1. I have really amazing friends. I can be quite stubbornly independent: I don’t like asking people for help so being forced to has been incredibly humbling, rewarding and really made me realise who my friends are. I know some amazing people who, over the past few months, have always been there for me when I’ve needed them, both practically and emotionally.

2. Some things are important to me. Other things are not. Not always having everything to hand has made me realise what these things are. Weeks where I’ve been without craft supplies, running shoes and healthy food have driven me crazy. Things I haven’t missed include television, my bike and (surprisingly) books.

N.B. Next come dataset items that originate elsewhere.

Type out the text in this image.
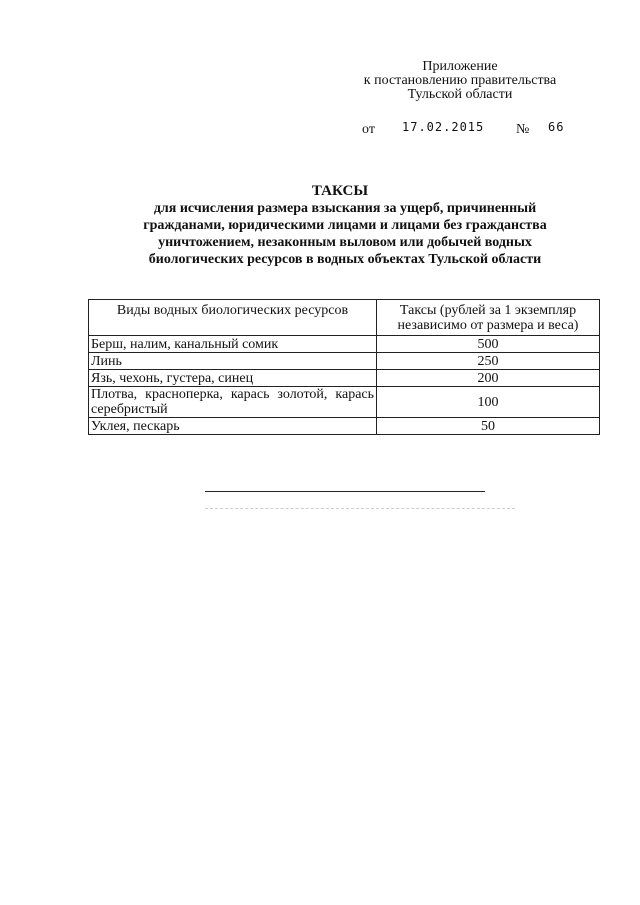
Приложение
к постановлению правительства
Тульской области
от 17.02.2015 № 66
ТАКСЫ
для исчисления размера взыскания за ущерб, причиненный
гражданами, юридическими лицами и лицами без гражданства
уничтожением, незаконным выловом или добычей водных
биологических ресурсов в водных объектах Тульской области
Виды водных биологических ресурсов	Таксы (рублей за 1 экземпляр независимо от размера и веса)
Берш, налим, канальный сомик	500
Линь	250
Язь, чехонь, густера, синец	200
Плотва, красноперка, карась золотой, карась серебристый	100
Уклея, пескарь	50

3. I need a nest. I had a moment the other day: I was tired, a bit miserable, and just wanted to go home and curl up under a duvet. But I didn’t know which duvet I wanted to crawl under. It wasn’t the one in the room I rent mid-week, it wasn’t at my parents house, it wasn’t any of my friends spare rooms. “I want to go home, but I have no home, ” I whined to my friend who very kindly let me crash on her sofa for a bit and brought me a cup of tea. Obviously, this happy-go-lucky always-on-the-move lifestyle does work for some people. But it doesn’t for me. I need security, I need my own space, I need a nest to crawl into at the end of ‘one of those days’.

4. I’ve had the opportunity (and necessity) to spend more time with my family. This has been awesome. But not something I’d have necessarily thought of doing anyway. I’ve planted vegetables under the watchful eye of my grandpa, been on long bike rides with my dad and had long conversations with my mum.

But now I’m ready for a permanent home.